Legislators voted 42-26 to send it back to the House Health and Welfare Committee, the panel that passed it a week ago.
The move came after Idaho Freedom Foundation director Wayne Hoffman emailed lawmakers a link to a story revealing that dermatologists actually send 900,000 patients annually into tanning beds for treatments. Hoffman also contended in the message the dermatologists will likely benefit financially from the ban, which contains a medical exemption, a charge that will be fleshed out in committee.
House Health and Welfare Committee Chairwoman Janice McGeachin, R-Idaho Falls, told the House floor that the allegation needs to be explored. “I will give this a fair hearing, as I always do,” McGeachin said.
The bill would ban youth under 18 from tanning, though they could do so with a prescription from a doctor. There is no exemption for parental consent within the legislation.
Anyone found breaking the proposed law would face a fine and a second offense could mean a misdemeanor.
Rep. John Rusche, D-Lewiston, a retired physician, said the legislation would prevent skin cancer and protect youth. “This is good medicine,” Rusche said. “This is a good bill.”
Had the bill not been sent back to committee, it looked like a possible defeat might have come Thursday. A group of legislators said parents, not the government, should decide if kids can tan.
Rep.
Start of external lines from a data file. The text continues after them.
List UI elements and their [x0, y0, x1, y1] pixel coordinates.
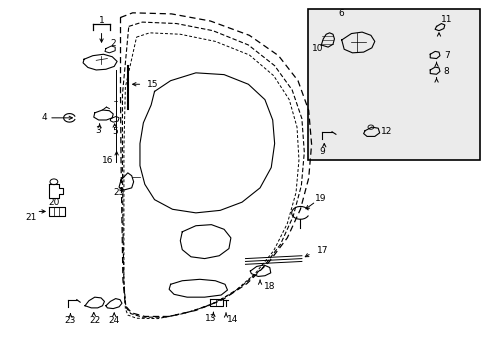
Text: 20: 20: [48, 198, 60, 207]
Text: 23: 23: [64, 315, 76, 324]
Text: 12: 12: [380, 127, 391, 136]
Text: 15: 15: [147, 80, 159, 89]
Text: 11: 11: [441, 15, 452, 24]
Text: 13: 13: [204, 314, 216, 323]
Bar: [307, 9, 479, 160]
Text: 17: 17: [316, 246, 327, 255]
Text: 14: 14: [226, 315, 238, 324]
Text: 8: 8: [443, 67, 448, 76]
Text: 21: 21: [26, 213, 37, 222]
Text: 9: 9: [319, 147, 325, 156]
Text: 24: 24: [108, 315, 120, 324]
Text: 22: 22: [89, 315, 100, 324]
Text: 10: 10: [311, 44, 323, 53]
Text: 18: 18: [264, 282, 275, 291]
Text: 19: 19: [314, 194, 326, 203]
Text: 4: 4: [41, 113, 47, 122]
Text: 7: 7: [443, 51, 448, 60]
Text: 16: 16: [102, 156, 113, 165]
Text: 6: 6: [337, 9, 343, 18]
Text: 2: 2: [110, 39, 116, 48]
Text: 5: 5: [112, 127, 118, 136]
Text: 3: 3: [95, 126, 101, 135]
Text: 25: 25: [113, 188, 124, 197]
Text: 1: 1: [99, 16, 104, 25]
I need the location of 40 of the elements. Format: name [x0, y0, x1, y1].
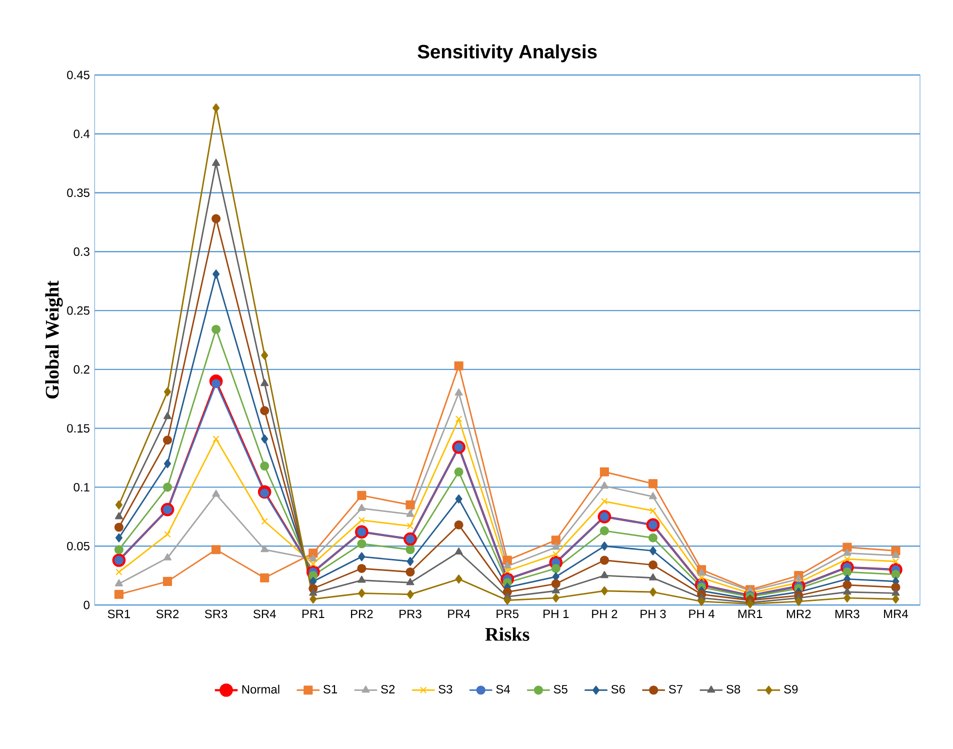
x-tick-label: MR1: [738, 610, 762, 618]
x-tick-label: PH 1: [544, 610, 569, 618]
legend-label: S7: [668, 684, 682, 694]
x-tick-label: MR4: [884, 610, 908, 618]
y-tick-label: 0.05: [67, 542, 90, 550]
y-tick-label: 0.4: [74, 130, 90, 138]
y-axis-title: Global Weight: [45, 280, 63, 399]
x-tick-label: SR1: [108, 610, 130, 618]
y-tick-label: 0.3: [74, 247, 90, 256]
legend-label: Normal: [242, 684, 280, 694]
y-tick-label: 0.45: [67, 70, 90, 80]
y-tick-label: 0.25: [67, 306, 90, 315]
x-tick-label: PR3: [400, 610, 422, 618]
legend-label: S5: [554, 684, 568, 694]
x-tick-label: MR2: [786, 610, 811, 618]
y-tick-label: 0.1: [74, 482, 90, 492]
x-tick-label: MR3: [835, 610, 860, 618]
legend-label: S6: [611, 684, 625, 694]
legend-label: S1: [323, 684, 338, 694]
x-tick-label: SR3: [204, 610, 228, 618]
legend-label: S2: [381, 684, 395, 694]
x-tick-label: PH 3: [640, 610, 666, 618]
x-tick-label: PR4: [448, 610, 470, 618]
x-tick-label: PH 2: [592, 610, 618, 618]
x-tick-label: PR1: [302, 610, 324, 618]
x-axis-title: Risks: [485, 627, 530, 641]
chart-title: Sensitivity Analysis: [418, 44, 597, 62]
y-tick-label: 0.35: [67, 188, 90, 198]
x-tick-label: SR2: [156, 610, 179, 618]
legend-label: S3: [438, 684, 452, 694]
y-tick-label: 0.2: [74, 365, 90, 374]
legend-label: S4: [496, 684, 510, 694]
y-tick-label: 0: [84, 600, 90, 610]
x-tick-label: PR5: [496, 610, 518, 618]
x-tick-label: SR4: [253, 610, 276, 618]
x-tick-label: PH 4: [689, 610, 714, 618]
legend-label: S9: [784, 684, 798, 694]
legend-label: S8: [726, 684, 740, 694]
x-tick-label: PR2: [351, 610, 373, 618]
y-tick-label: 0.15: [67, 424, 90, 433]
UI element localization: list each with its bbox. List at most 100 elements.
Pete Nielsen, R-Mountain Home, was among those pushing for parental rights. “To me, this is one of those things the state of Idaho shouldn’t regulate,” Nielsen said. “If it feels good for you and you’re fine with it, do it.”
Rep. Erik Simpson, R-Idaho Falls, argued that because the bill would also regulate in-home tanning beds, it goes too far. “We all want to protect children, but this really goes too far,” Simpson argued. “I appreciate what this legislation is trying to do, but it’s just a great overreach.”
Rusche acknowledge the ban would apply to in-home tanning beds, but suggested the law might not be evenly applied. “How would it be enforced … that’s another question,” he said of in-home beds.
Rep. Reed DeMordaunt, R-Star, sided with Nielsen, arguing that parents must choose tanning or not for their kids. “The ultimate decision ultimately relies on the parents,” he said. “Because in Idaho, parents still matter.”
Rep. Bill Killen, D-Boise, warned not all kids have responsible and informed parents. “Do we want to help those kids whose parents are not being responsible?” Killen asked.
The legislation will likely receive another committee hearing next week.
Note: The Idaho Freedom Foundation publishes IdahoReporter.com.